Healthy High Performing Workforce – A timely reminder of how important our employees’ health is!

Past experience, as Health & Safety Director for a large corporate business, taught me to be wary of the Court’s power to impose large fines when poor legal compliance puts employees at risk of harm. Whilst the legal framework is the same, however, significant fines for endangering health have been less common than for safety failures. But in recent years HSE has been more active in reviewing and taking enforcement action for poor health surveillance provision.

Ramsay Health Care UK (RHC) employs approximately 4,500 staff and runs 36 private hospitals and care homes. After a long running and expensive case RHC has been hit with a £550,000 fine, £36,000 in court costs and a significant legal bill for its own defence, after being prosecuted for breach of the Health & Safety at Work Act.

The prosecution is a salient reminder that timely provision of health surveillance and adequate occupational health support is a key part of the duty of care for very many employers. RHCs prosecution resulted from the failure to protect patients, staff and members of the public and followed a number of Improvement Notices, which may also have significant impact on a business.

RHC had failed to recognise that a nurse with a skin disease should have been detected early through pro-active health surveillance as requiring advice and treatment to protect her from occupational dermatitis, caused by a latex allergy.
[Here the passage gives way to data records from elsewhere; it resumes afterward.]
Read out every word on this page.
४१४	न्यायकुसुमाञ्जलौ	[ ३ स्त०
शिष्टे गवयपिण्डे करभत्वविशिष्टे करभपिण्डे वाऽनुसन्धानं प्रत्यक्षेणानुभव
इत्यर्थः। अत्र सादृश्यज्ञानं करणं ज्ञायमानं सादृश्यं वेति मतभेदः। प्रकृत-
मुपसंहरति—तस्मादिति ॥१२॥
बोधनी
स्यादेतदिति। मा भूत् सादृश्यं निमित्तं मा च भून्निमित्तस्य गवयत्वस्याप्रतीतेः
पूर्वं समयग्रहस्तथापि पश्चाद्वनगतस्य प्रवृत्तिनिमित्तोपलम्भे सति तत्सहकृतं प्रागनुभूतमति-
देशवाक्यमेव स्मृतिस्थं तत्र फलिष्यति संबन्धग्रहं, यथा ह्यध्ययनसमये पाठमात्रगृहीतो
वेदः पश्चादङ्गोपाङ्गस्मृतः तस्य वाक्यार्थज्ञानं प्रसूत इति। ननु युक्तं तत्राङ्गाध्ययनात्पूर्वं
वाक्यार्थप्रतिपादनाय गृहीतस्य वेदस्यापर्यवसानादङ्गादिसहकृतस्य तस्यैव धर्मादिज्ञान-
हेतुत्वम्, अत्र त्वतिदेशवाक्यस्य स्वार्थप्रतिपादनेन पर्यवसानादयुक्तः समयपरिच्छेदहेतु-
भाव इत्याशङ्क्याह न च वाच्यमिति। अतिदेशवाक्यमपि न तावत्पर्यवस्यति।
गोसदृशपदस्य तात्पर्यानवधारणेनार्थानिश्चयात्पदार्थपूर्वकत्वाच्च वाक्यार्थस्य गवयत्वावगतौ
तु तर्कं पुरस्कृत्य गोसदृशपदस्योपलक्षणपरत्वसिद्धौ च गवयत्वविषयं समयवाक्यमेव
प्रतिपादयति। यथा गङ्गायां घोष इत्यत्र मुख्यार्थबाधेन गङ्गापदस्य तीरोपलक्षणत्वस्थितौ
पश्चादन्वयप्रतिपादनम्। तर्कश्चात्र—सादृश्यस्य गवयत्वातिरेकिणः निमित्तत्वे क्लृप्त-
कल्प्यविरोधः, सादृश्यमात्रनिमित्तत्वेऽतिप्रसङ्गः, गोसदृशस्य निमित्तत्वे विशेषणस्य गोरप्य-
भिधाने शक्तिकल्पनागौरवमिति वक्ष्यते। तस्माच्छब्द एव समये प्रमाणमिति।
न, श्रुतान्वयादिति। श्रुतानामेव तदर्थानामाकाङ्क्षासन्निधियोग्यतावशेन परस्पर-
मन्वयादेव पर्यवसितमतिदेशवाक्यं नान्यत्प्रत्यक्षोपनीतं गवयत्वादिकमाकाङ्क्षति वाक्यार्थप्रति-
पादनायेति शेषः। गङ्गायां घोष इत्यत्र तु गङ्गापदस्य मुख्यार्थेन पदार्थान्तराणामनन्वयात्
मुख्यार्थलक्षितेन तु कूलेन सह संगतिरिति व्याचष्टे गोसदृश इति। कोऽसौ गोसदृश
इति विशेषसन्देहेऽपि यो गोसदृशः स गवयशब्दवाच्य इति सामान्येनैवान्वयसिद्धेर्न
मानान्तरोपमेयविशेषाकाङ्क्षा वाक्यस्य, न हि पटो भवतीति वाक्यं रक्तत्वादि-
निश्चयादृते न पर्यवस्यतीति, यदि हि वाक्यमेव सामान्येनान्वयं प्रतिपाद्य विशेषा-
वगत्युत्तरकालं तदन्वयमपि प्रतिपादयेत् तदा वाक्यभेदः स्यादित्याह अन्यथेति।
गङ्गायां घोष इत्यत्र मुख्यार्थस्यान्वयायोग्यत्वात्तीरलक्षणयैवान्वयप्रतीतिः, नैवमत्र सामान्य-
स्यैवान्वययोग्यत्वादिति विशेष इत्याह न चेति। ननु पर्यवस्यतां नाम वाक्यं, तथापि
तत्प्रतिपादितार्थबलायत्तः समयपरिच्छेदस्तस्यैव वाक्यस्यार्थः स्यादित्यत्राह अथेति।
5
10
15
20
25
Importantly too, RHC were prosecuted for failing to provide adequate occupational health services, to ensure health risks were identified and adequately controlled. The court were told that having previously contracted in occupational health services, RHC set up its own “wellbeing service” but inadequately resourced the service, which was led and delivered by health care professionals who lacked the qualifications and competence to provide safe and effective occupational health advice.

The case highlighted that delays in adequate health surveillance, failure to review and act on findings and failings in employing the wrong occupational health staff was culpable. Another key part of the prosecution related to simple screening, pre-placement questionnaires were filed but not reviewed and actions such as blood testing had not been correctly or reliably undertaken or interpreted – putting staff and patients at risk of bloodborne disease.

Lack of systems meant that the fact that the right actions had not been completed lay undetected, and the company had a poor OH records system with chaotic unmonitored workflows.

It’s too easy to dismiss this case as an anomaly! Whilst it’s a landmark in its scale, my experience over many years has shown me that many employers struggle to provide compliant health surveillance. This may begin with the employer failing to adequately recognise its duty of care, but then the pathway to ensure adequate surveillance is provided may also be a hard one. An employer, whether large or small, must then ensure that their employee gets the right assessment, at the right timing and by the right (and appropriately trained and competent) health practitioner. When they get the results, they are also responsible for reliably taking the right actions to promptly make work adjustments if needed.

This is hard! Many employers lack clear processes and systems to enable this to happen well. For many these systems rely on multiple records that don’t always interlink, and the risk is that actions fall between the cracks.

The Empactis platform contains a module called Health Manager which helps line managers recognise when health surveillance is needed, ensures that tasks required to deliver such are efficiently and effectively completed and that outcomes are clear and tracked. A clear timeline is recorded, which enables audit and demonstration of legal compliance and the system is designed to avoid the “swiss cheese” of failures that the RHC case portrays.

It can be hugely costly to get this wrong!